I’ve waited until the 3rd trimester to announce on social media our wee one’s coming arrival. I just wasn’t ready yet. I was excited for the new baby, but after losing our previous child, celebrating this life seemed…out of place somewhere in my heart.
How could I parade my belly knowing that this new life wouldn’t even be here if it wasn’t for the loss of another life? I felt like celebrating this baby somehow diminished the importance of their tiny brother who had lived for such a short time.
How could I celebrate and grieve at the same time?
So, I waited to announce.
Waited for my heart to heal.
Waited until I felt like celebrating and hoped that eventually I would.
Of course, this new life didn’t wait to grow and it wasn’t long before our friends and neighbors noticed what couldn’t be hidden…a big belly!
They naturally gave congratulations and I tucked each one away in my heart savoring the sweetness and grieving the remembrance of our loss simultaneously.
New babies were born around me; tiny, precious, healthy little ones who made me smile and ache at the same time, even as I felt my own tiny one dance inside my womb.
My unborn grew and my man took me shopping for maternity clothes and I smiled as I remembered all the shopping trips we had made together over the years for every pregnancy. Joy crept in and even the memories of being pregnant with Elijah made me happy.
I began to celebrate.
I caressed the stretch marks that remind me of the beginning of treasured lives.

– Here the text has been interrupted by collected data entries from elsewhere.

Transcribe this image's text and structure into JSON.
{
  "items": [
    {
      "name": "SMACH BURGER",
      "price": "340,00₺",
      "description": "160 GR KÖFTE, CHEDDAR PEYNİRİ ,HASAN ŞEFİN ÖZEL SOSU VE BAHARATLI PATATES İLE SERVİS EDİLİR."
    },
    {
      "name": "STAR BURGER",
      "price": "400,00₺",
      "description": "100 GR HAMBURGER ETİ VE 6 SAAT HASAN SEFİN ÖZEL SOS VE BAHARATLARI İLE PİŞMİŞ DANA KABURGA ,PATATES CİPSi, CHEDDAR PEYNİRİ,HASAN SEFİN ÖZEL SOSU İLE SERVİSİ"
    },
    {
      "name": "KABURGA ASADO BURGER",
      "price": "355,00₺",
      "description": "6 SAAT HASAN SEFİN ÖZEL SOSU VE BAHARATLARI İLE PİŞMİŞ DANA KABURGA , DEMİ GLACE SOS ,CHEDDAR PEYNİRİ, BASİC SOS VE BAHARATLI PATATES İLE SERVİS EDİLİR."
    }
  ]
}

I delight in the way my husband says I’m beautiful.
My eyes shine when I press a child’s hand to the unborn kick of little feet still being formed.

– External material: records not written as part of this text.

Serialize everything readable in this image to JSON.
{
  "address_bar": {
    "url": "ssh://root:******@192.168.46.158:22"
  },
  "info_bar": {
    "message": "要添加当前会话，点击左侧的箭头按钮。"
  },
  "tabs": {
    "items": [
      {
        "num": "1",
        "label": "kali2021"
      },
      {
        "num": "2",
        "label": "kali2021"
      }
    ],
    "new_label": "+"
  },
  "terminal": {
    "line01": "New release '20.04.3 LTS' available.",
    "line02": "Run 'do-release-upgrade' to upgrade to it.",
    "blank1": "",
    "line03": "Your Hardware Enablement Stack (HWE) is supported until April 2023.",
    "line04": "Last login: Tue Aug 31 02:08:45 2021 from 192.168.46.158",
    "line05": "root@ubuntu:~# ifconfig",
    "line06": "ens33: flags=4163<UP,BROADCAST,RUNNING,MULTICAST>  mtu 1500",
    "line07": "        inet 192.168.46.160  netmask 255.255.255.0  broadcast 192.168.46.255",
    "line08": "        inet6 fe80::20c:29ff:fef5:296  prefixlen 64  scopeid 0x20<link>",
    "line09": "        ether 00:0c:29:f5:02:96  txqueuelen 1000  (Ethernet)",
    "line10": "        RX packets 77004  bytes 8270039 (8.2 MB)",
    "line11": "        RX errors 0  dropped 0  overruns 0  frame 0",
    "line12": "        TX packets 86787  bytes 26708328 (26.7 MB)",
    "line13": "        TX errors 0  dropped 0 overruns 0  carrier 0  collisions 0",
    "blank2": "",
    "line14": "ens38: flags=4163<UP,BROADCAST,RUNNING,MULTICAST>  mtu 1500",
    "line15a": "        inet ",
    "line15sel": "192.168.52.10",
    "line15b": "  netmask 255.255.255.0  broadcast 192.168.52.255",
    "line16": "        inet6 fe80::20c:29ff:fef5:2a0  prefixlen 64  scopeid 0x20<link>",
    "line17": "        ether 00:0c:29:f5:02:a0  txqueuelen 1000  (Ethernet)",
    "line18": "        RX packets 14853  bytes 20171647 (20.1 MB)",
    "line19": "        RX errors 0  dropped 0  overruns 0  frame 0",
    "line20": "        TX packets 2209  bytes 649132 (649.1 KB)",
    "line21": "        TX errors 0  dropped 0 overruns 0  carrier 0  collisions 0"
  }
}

I’m relishing in the beauty of life, not just inside me, but all around me.
I still think about the son we lost every single day. I see his face in my mind, remember carrying his life inside, and I still ache to hold him. But as I’ve carried new life, visited my midwife, felt tiny kicks inside, shared our unborn’s growth milestones with our children, and started grappling with the reality of welcoming a newborn into our home, I’ve learned to cherish Elijah’s life, while rejoicing over this new little one.
I’m 28 weeks now and just yesterday I realized that I will be 30 weeks, the week where I’ve always started my mental “countdown”, at my next doctor’s appointment. This little one will be here before I know it and I’m looking forward to February with more anticipation every day.

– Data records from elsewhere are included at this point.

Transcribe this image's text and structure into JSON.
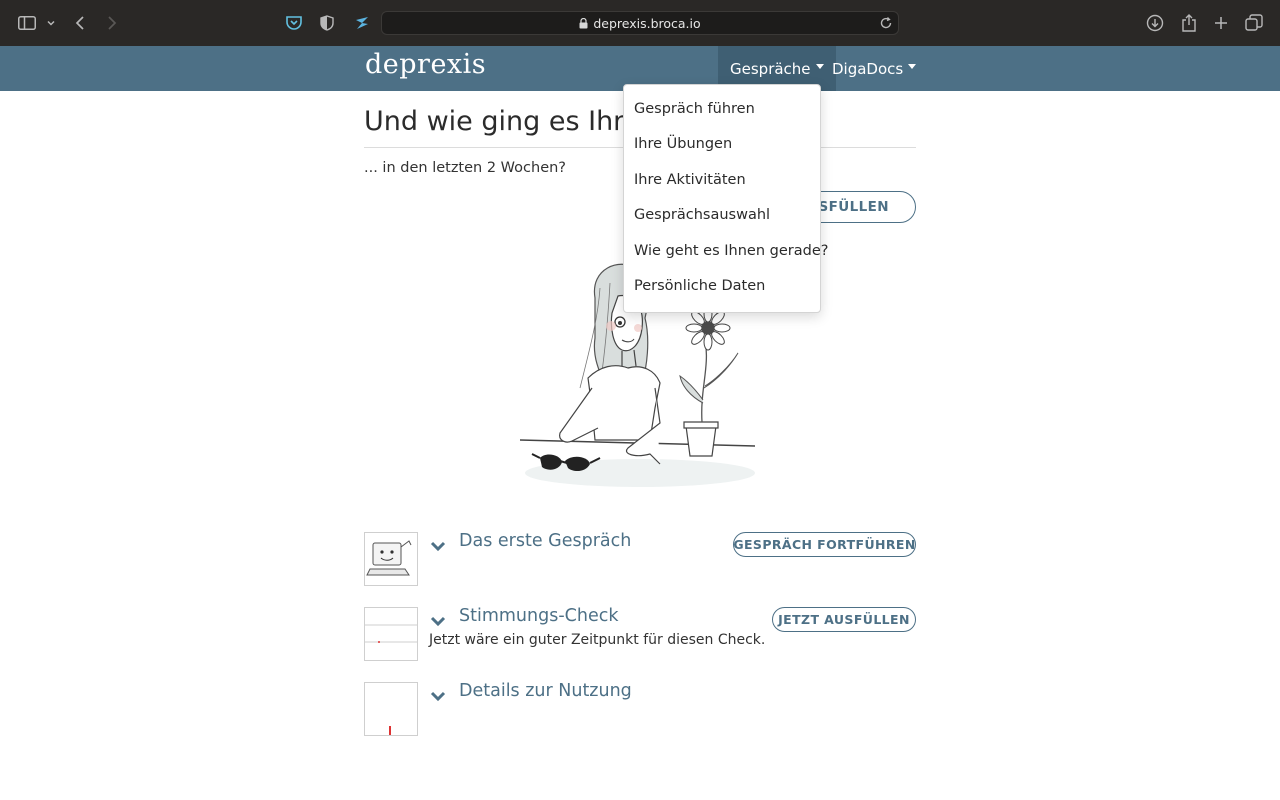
{
  "browser": {
    "url": "deprexis.broca.io"
  },
  "nav": {
    "brand": "deprexis",
    "items": [
      {
        "label": "Gespräche"
      },
      {
        "label": "DigaDocs"
      }
    ]
  },
  "dropdown": {
    "items": [
      {
        "label": "Gespräch führen"
      },
      {
        "label": "Ihre Übungen"
      },
      {
        "label": "Ihre Aktivitäten"
      },
      {
        "label": "Gesprächsauswahl"
      },
      {
        "label": "Wie geht es Ihnen gerade?"
      },
      {
        "label": "Persönliche Daten"
      }
    ]
  },
  "main": {
    "title": "Und wie ging es Ihne",
    "subtitle": "... in den letzten 2 Wochen?",
    "top_button": "AUSFÜLLEN"
  },
  "sections": [
    {
      "title": "Das erste Gespräch",
      "button": "GESPRÄCH FORTFÜHREN"
    },
    {
      "title": "Stimmungs-Check",
      "button": "JETZT AUSFÜLLEN",
      "description": "Jetzt wäre ein guter Zeitpunkt für diesen Check."
    },
    {
      "title": "Details zur Nutzung"
    }
  ],
  "colors": {
    "nav_bg": "#4d7086",
    "accent": "#4d7086",
    "chrome_bg": "#2a2826"
  },
  "icons": [
    "sidebar-icon",
    "back-icon",
    "forward-icon",
    "pocket-icon",
    "shield-icon",
    "extension-icon",
    "lock-icon",
    "reload-icon",
    "download-icon",
    "share-icon",
    "new-tab-icon",
    "tabs-overview-icon",
    "chevron-down-icon"
  ]
}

Even though I’m counting down weeks, growing bigger, and looking up baby names, I’ve learned that 3rd trimester or not, I’m still not guaranteed a healthy little baby to hold and love on in 12 weeks. I’m not promised that my husband will come home from work safely today or that one of my other children won’t become dangerously sick tomorrow. What I am promised is hope. A hope that will not fade and can not be destroyed, lost, or stolen. It’s the hope of Christ that guarantees a perfectly redeemed life, one beautiful day, in a world that will be completely remade and restored. An eternal life that will shine so brightly with the riches of redemption that it will make every sorrow in this fleeting life seem miniscule in comparison.
I’m so grateful to be pregnant, so grateful to carry life, so grateful for the squirming little body inside of me that someday soon I hope to hold. I’m grateful for the little life that was my unborn son who went to be with Jesus. I’m grateful for my other fabulous five children who run crazy in my house, for my husband who loves me endlessly, for my friends who walk this life with me, for my Savior who gives me life for today to enjoy these gifts and certain hope for eternity with Him. As I’ve waited through this pregnancy for my heart to be ready to celebrate, I’m reminded that God is waiting to celebrate too. He’s waiting for the day when He will return and our fully redeemed lives will consume our transient ones here.
It will be a celebration worth waiting for!